Senna – O transporte de passageiros, tanto o intermunicipal quanto o das regiões metropolitanas, está na iminência de uma nova licitação, para definir os parâmetros de operação do sistema. Hoje, quase a totalidade das linhas funciona em caráter precário (do ponto de vista, jurídico), através de autorizações e permissões, não necessariamente concessões. Agora, durante a pandemia, quando as empresas passaram a ter problemas muito sérios, fica muito difícil até para o governo dar algum socorro às empresas, na medida que não existe um contrato que respalde (a prestação do serviço) e que permita uma compensação depois da pandemia. Isso gera uma série de incertezas. Então, a expectativa é de que o governo lance novas licitações.

JC – Tem também a questão da queda da demanda…

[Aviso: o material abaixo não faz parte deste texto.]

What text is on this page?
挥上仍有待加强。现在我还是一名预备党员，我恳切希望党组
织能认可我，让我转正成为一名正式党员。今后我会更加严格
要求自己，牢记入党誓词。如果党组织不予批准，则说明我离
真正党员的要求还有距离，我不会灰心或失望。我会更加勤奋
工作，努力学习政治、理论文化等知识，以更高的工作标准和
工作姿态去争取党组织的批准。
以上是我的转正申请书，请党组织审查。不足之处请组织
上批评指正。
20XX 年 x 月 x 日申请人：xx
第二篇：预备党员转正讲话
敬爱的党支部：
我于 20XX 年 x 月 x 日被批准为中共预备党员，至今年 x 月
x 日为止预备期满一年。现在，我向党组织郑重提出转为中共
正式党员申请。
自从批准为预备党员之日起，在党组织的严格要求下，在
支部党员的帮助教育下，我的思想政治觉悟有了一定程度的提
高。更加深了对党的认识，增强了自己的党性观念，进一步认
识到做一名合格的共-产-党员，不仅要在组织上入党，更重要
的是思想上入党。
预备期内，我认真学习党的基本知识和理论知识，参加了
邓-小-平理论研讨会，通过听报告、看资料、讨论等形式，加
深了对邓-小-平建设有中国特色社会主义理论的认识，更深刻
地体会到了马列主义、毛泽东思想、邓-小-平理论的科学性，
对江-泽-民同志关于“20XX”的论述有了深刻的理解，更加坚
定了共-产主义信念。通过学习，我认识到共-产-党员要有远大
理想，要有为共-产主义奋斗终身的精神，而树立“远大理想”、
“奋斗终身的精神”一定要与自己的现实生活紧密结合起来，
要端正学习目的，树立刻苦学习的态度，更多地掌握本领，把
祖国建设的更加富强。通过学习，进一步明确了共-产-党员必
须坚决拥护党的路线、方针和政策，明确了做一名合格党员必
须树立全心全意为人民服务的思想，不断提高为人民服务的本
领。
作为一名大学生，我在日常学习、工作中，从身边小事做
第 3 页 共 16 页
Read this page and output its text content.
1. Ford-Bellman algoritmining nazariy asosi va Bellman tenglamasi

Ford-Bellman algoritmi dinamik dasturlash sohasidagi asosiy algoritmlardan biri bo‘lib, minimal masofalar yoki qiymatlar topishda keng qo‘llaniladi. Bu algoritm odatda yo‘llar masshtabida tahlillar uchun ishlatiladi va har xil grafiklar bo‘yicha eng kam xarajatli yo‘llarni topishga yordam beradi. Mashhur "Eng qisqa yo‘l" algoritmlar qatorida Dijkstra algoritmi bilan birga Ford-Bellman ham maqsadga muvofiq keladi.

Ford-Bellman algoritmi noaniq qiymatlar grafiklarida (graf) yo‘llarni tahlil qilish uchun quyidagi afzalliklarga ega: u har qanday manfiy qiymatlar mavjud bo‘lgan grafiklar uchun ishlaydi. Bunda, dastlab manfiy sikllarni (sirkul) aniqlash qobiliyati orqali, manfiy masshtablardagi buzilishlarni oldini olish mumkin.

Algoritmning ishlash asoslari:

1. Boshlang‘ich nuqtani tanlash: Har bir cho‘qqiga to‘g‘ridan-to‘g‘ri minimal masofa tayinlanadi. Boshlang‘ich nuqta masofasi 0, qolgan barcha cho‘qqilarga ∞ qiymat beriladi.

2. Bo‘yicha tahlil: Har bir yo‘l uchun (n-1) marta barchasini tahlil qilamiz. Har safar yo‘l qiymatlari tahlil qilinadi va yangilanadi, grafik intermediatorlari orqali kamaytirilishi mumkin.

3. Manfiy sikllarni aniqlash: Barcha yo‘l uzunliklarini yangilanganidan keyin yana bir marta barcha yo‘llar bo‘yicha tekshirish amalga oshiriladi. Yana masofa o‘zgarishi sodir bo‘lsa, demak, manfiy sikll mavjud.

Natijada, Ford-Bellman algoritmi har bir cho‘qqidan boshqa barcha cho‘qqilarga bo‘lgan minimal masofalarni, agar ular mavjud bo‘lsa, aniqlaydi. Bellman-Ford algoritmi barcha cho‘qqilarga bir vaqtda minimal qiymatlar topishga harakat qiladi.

Senna – Essa é uma questão que certamente deve estar na pauta de prioridade, tanto do governo quanto das empresas. E também da Agergs. A gente precisa montar um arranjo que seja sustentável e que dê tranquilidade para as empresas operarem com um determinado nível de qualidade ao mesmo tempo que as tarifas sejam compatíveis.

JC – Há prazo para o lançamento dessas novas concessões?

Senna – Pelo que temos sido informados na Agergs, a expectativa é de que seja lançado o mais breve possível. Quanto ao prazo, quem tem essa informação é o poder concedente, no caso, o Estado.

PerfilL

Luiz Afonso dos Santos Senna tem 63 anos e é natural de Porto Alegre. Graduou-se em Engenharia Civil pela Universidade Federal do Rio Grande do Sul (Ufrgs) em 1980. Entre 1984 e 1988, concluiu o mestrado em Engenharia de Transportes, pelo Programa de Engenharia de Transportes, da Universidade Federal do Rio de Janeiro (UFRJ). Em 1989, iniciou o curso de PhD pelo Institute of Transport Studies, da University of Leeds, no Reino Unido. Concluiu o PhD em 1994. Concluiu o pós-doutorado pela University of Oxford em 2004, tendo sido professor visitante do Transport Studies Unit e do Centre for Brazilian Studies da instituição. Possui formação executiva pela Kennedy School of Government, da Harvard University. É professor titular da Ufrgs desde 1989. Foi professor visitante da Grenoble Graduate School of Business, na França. No setor público, foi diretor na primeira gestão da Agência Nacional de Transportes Terrestres (ANTT), entre 2002 e 2004. Entre 2005 e 2010, na gestão do ex-prefeito de Porto Alegre José Fogaça (MDB), acumulou os cargos de secretário municipal de Transportes e diretor-presidente da Empresa Pública de Transporte e Circulação (EPTC).